Elf Trophäen hat die Basler Identifikationsfigur Taulant Xhaka gewonnen und die Fussball-Schweiz immer wieder in Aufruhr versetzt. Sein Bruder Granit würdigt ihn vor der Dernière mit berührenden Zeilen im Blick. 

Bruderherz Tauli! 

Als kleine Buben haben wir im gleichen Zimmer geschlafen und immer die gleichen Kleider getragen, als wären wir Zwillinge. Wir haben alles geteilt, uns Geschichten erzählt, zusammen gelacht. Lieber Tauli, du warst mein bester Freund und wirst für immer mein bester Weggefährte bleiben. Zwischen uns wird nie ein Blatt Papier passen. 
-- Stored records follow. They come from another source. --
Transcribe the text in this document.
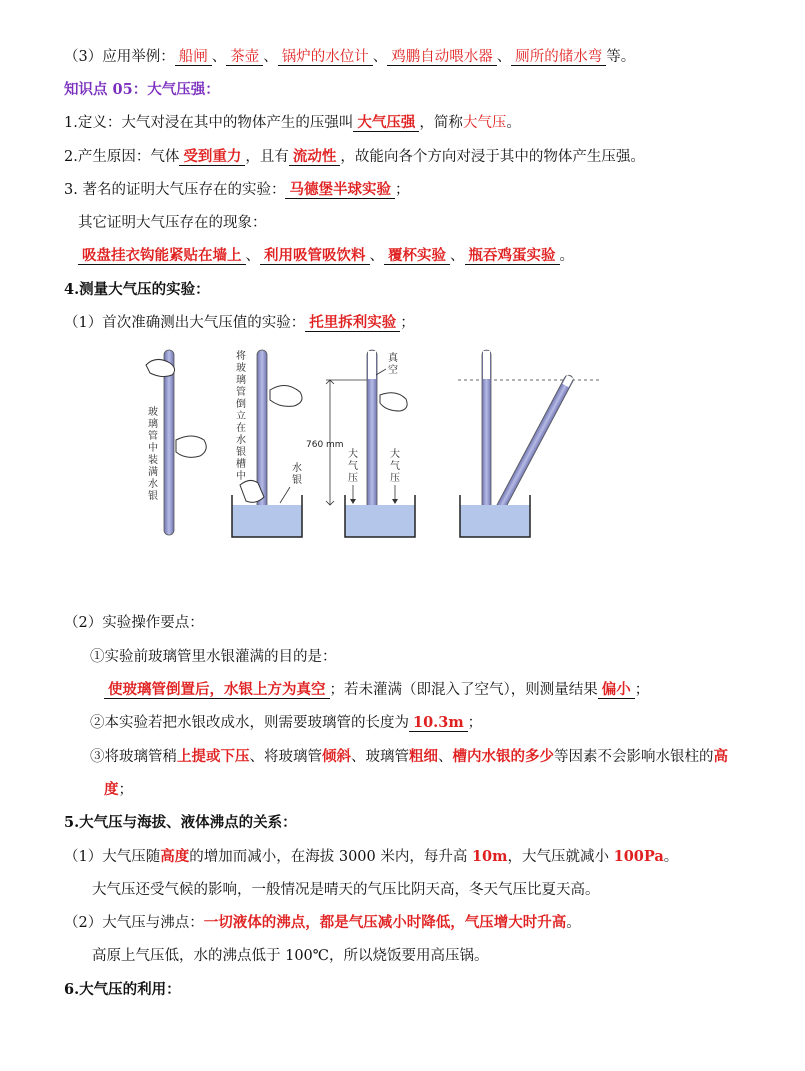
（3）应用举例： 船闸 、 茶壶 、 锅炉的水位计 、 鸡鹏自动喂水器 、 厕所的储水弯 等。
知识点 05：大气压强：
1.定义：大气对浸在其中的物体产生的压强叫 大气压强 ，简称大气压。
2.产生原因：气体 受到重力 ，且有 流动性 ，故能向各个方向对浸于其中的物体产生压强。
3. 著名的证明大气压存在的实验： 马德堡半球实验 ；
其它证明大气压存在的现象：
吸盘挂衣钩能紧贴在墙上 、 利用吸管吸饮料 、 覆杯实验 、 瓶吞鸡蛋实验 。
4.测量大气压的实验：
（1）首次准确测出大气压值的实验： 托里拆利实验 ；
玻 璃 管 中 装 满 水 银
将 玻 璃 管 倒 立 在 水 银 槽 中
水 银
760 mm
真 空
大 气 压
大 气 压
（2）实验操作要点：
①实验前玻璃管里水银灌满的目的是：
使玻璃管倒置后，水银上方为真空 ；若未灌满（即混入了空气），则测量结果 偏小 ；
②本实验若把水银改成水，则需要玻璃管的长度为 10.3m ；
③将玻璃管稍上提或下压、将玻璃管倾斜、玻璃管粗细、槽内水银的多少等因素不会影响水银柱的高
度；
5.大气压与海拔、液体沸点的关系：
（1）大气压随高度的增加而减小，在海拔 3000 米内，每升高 10m，大气压就减小 100Pa。
大气压还受气候的影响，一般情况是晴天的气压比阴天高，冬天气压比夏天高。
（2）大气压与沸点：一切液体的沸点，都是气压减小时降低，气压增大时升高。
高原上气压低，水的沸点低于 100℃，所以烧饭要用高压锅。
6.大气压的利用：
Es vergeht kein Tag, an dem wir nicht mehrmals miteinander telefonieren. Mit niemand sonst auf der Welt würde ich tauschen wollen. Unsere Bruderliebe ist grenzenlos. Mit dir rede ich über alles. Du schluckst vieles und machst es selber mit dir aus. Erst, wenn du an die Grenzen stösst, öffnest du dich. Ich bin da komplett anders. Wenn mich etwas stört, muss es sofort raus!
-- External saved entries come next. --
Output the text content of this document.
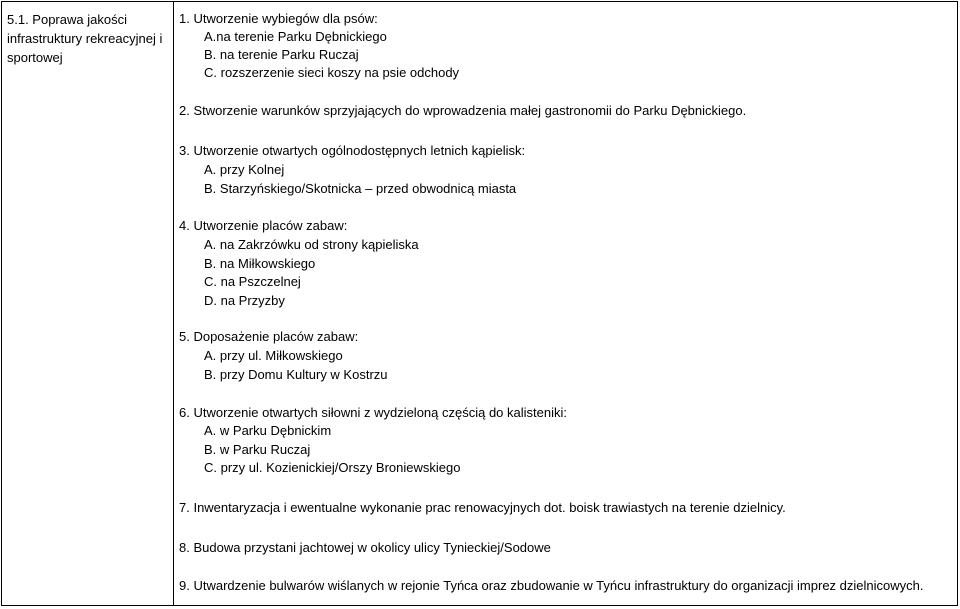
5.1. Poprawa jakości
infrastruktury rekreacyjnej i
sportowej
1. Utworzenie wybiegów dla psów:
A.na terenie Parku Dębnickiego
B. na terenie Parku Ruczaj
C. rozszerzenie sieci koszy na psie odchody
2. Stworzenie warunków sprzyjających do wprowadzenia małej gastronomii do Parku Dębnickiego.
3. Utworzenie otwartych ogólnodostępnych letnich kąpielisk:
A. przy Kolnej
B. Starzyńskiego/Skotnicka – przed obwodnicą miasta
4. Utworzenie placów zabaw:
A. na Zakrzówku od strony kąpieliska
B. na Miłkowskiego
C. na Pszczelnej
D. na Przyzby
5. Doposażenie placów zabaw:
A. przy ul. Miłkowskiego
B. przy Domu Kultury w Kostrzu
6. Utworzenie otwartych siłowni z wydzieloną częścią do kalisteniki:
A. w Parku Dębnickim
B. w Parku Ruczaj
C. przy ul. Kozienickiej/Orszy Broniewskiego
7. Inwentaryzacja i ewentualne wykonanie prac renowacyjnych dot. boisk trawiastych na terenie dzielnicy.
8. Budowa przystani jachtowej w okolicy ulicy Tynieckiej/Sodowe
9. Utwardzenie bulwarów wiślanych w rejonie Tyńca oraz zbudowanie w Tyńcu infrastruktury do organizacji imprez dzielnicowych.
Unsere Eltern haben Schicht gearbeitet, Mutter musste das Haus um 5 Uhr morgens verlassen. Das hat uns früh geprägt. Ich erinnere mich, wie sich Heinz und Serge rührend und aufmerksam um uns gekümmert haben. In einem Spielraum in der Nähe unserer Wohnung. Dort waren wir sicher untergebracht, machten unsere Schulaufgaben, spielten Pingpong. Weisst du noch? 

Dann kam die gemeinsame Concordia-Zeit. Wir trainierten zusammen und kickten in jeder freien Minute im Park. Zwei Tore aus Metall, mehr Sand als Gras. Quartier gegen Quartier. Jeder wusste, wo wir waren: in der Schule, im Spielraum oder im geliebten Park. Etwas anderes gab es gar nicht. Noch heute schaue ich ab und zu dort vorbei, wo alles angefangen hat für uns zwei. Wir spielten mit Freunden, aber nie zusammen. Wir waren die Besten und haben uns gegenseitig angetrieben, kritisiert, gelobt, gingen schon dort immer ans Limit. 
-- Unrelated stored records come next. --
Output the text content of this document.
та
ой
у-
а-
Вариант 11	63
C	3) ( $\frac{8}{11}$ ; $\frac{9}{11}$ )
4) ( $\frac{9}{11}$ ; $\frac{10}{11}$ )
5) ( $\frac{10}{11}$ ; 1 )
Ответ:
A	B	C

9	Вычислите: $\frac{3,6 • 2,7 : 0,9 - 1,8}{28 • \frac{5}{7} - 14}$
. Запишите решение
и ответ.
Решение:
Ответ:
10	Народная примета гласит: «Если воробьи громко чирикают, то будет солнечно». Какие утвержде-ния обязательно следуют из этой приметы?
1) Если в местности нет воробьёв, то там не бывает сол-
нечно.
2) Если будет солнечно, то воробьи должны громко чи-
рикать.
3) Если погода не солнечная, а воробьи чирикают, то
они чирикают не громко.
Ich habe immer zu dir aufgeschaut. Du hast mich mitgezogen, mich bei den Älteren verteidigt. Du bist bis heute mein Vorbild, weil ich so viele Dinge von dir lernen durfte. Fehler, die dir passiert sind, konnte ich deshalb vermeiden. Für mich bleibst du ein Mentalitätsmonster, du hast unglaublich viel in den Sport investiert, gelitten und unheimlich viel geopfert. 

Und etwas werde ich mein Leben lang nie mehr vergessen: Als ich zu Gladbach gehen konnte, hättest auch du ins Ausland wechseln können. Weil du unsere geliebten Eltern nicht alleine zurücklassen wolltest in Basel, hast du auf dein Topangebot verzichtet – zu meinen Gunsten. Du hast mir mit deiner Selbstlosigkeit die Möglichkeit gegeben, mit freiem Kopf meinen wichtigsten Karriereschritt anzugehen, anstatt selber durchzustarten. 

Für mich ist diese Geste bis heute der Antrieb, noch mehr zu arbeiten für mich, für dich, für unsere ganze Familie. Ich bin nach wie vor davon überzeugt, dass du mit einem Auslandstransfer eine bessere Karriere gemacht hättest als ich. Wenn ich deinen Weg beim FCB anschaue, bekomme ich Gänsehaut. Du bist dir und dem Verein treu geblieben – in sehr guten und in den letzten Jahren auch weniger guten Zeiten. Du hast dich durchgebissen und es am Ende auch geschafft, die persönliche Unzufriedenheit auszuhalten, obwohl du kaum mehr spielen durftest. 

Du hast eine EM gespielt, die Champions League ausgekostet und als Basler Junge elf Trophäen gewonnen. Das passiert nicht einfach so, das ist kein Zufall. Ich musste leer schlucken, als du mir deinen Rückzug angekündigt hast. Ich weiss noch, wie ich dich umstimmen wollte. Aber für dich war klar: Es ist vorbei. Dass du mit einer Meister-Party aufhören kannst, mag ich dir so fest gönnen. Ich werde emotional, wenn ich nur daran denke. 

Unser Traum, nochmals gemeinsam das FCB-Leibchen zu tragen, hat sich leider nicht erfüllt. Aber es gibt ja noch andere Träume. Ich wünsche mir, dass du die Momente ohne Fussball geniessen kannst, dass du in einer ruhigen Minute über deine grossartige Karriere nachdenken wirst. Sei stolz auf alles, was du erreicht hast. Geschenkt bekommen hast du nichts! 

Dein Granit  

Aufgezeichnet: Sven Schoch, Reporter Fussball

«Taulant Xhaka war der Amir Abrashi von Basel»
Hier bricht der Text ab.